Repository Languages can provide inaccurate percentages with some files (Puppet seen as Pascal)
Everyone can contribute. Help move this issue forward while earning points, leveling up and collecting rewards.
Summary
The repository languages feature can present some repositories with incorrect percentage calculations of files when Puppet (.pp
) is used. These are incorrectly interpreted as "Pascal" files (also .pp
).
For example, this test project (selected randomly as it contained a good mix of Puppet files), copied from a source on a competitor git website, has different calculations:
Source | GitLab.com |
---|---|
86.1% Puppet, 9.8% Shell, 3.1% Ruby | 50% Pascal, 31.4% Puppet, 9.2% Shell, 5.4% M4 |
Additionally, we see different results when viewing the repository locally and using several different tools. As noted in this epic GitLab switched from github-linguist
to go-enry
in 15.x, but the results are not always accurate. I've also included SCC
for comparison:
github-linguist
81.47% 108946 Puppet
9.23% 12349 Shell
5.38% 7193 M4
2.93% 3916 Ruby
0.99% 1321 HTML
go-enry
50.04% Pascal
31.43% Puppet
9.23% Shell
5.38% M4
2.93% Ruby
0.99% HTML+ERB
SCC
───────────────────────────────────────────────────────────────────────────────
Language Files Lines Blanks Comments Code Complexity
───────────────────────────────────────────────────────────────────────────────
Puppet 497 5481 534 2199 2748 48
Ruby 23 165 23 0 142 2
Shell 23 324 87 73 164 58
Ruby HTML 3 41 9 0 32 0
Markdown 2 72 19 0 53 0
Gemfile 1 10 1 0 9 0
Monkey C 1 176 0 0 176 9
Rakefile 1 24 6 1 17 0
YAML 1 14 0 0 14 0
gitignore 1 1 0 0 1 0
───────────────────────────────────────────────────────────────────────────────
Total 553 6308 679 2273 3356 117
───────────────────────────────────────────────────────────────────────────────
## Author Note, for "Lines", this equals 86% of the repository files, for "Code", this equals 81% of the repository.

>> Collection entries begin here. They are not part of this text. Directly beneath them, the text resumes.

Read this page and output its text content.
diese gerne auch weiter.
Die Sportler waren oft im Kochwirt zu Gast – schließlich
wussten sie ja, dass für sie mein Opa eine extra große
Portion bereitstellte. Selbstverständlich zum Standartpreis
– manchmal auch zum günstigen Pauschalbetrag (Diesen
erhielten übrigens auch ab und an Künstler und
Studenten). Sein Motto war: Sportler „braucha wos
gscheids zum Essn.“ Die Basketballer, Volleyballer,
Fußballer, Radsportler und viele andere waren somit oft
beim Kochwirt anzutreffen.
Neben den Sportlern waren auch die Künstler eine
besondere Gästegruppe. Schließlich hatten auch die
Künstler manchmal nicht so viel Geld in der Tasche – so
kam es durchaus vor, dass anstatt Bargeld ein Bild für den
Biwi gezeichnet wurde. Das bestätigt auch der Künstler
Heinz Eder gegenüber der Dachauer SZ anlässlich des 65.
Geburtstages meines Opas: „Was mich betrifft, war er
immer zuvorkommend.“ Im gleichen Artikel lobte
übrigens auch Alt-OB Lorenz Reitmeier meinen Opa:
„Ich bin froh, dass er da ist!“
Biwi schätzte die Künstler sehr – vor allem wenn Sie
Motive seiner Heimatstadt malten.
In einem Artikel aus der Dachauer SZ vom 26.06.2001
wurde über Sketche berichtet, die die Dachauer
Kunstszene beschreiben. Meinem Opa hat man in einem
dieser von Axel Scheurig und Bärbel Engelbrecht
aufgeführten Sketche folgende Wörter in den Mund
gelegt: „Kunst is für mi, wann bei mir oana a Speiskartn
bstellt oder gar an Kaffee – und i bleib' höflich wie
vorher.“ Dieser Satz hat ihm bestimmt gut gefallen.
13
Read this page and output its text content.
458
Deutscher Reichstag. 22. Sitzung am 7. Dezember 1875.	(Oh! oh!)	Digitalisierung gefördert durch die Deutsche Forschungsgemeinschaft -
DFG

The values from github-linguist
or SCC
are closer to the actual consistency of files for the repository, and do not incorrectly guess that Pascal is used, which is what go-enry
currently does.
Steps to reproduce
View, clone or fork the example project to view the current percentages (also shown below)
Current Percentages |
---|
![]() |
Example Project
The same project as linked above.
What is the current bug behavior?
Language calculation for repositories with Puppet files are incorrectly interpreted as Pascal files.
What is the expected correct behavior?
Language percentage calculation is correct, or more accurate, in comparison to our competitors.
Output of checks
This bug happens on GitLab.com
Possible fixes
It looks like both enry and linguist have implementations that support the language pattern detection between Puppet and Pascal. Is it possible some detection is being missed when a repository is checked or scanned?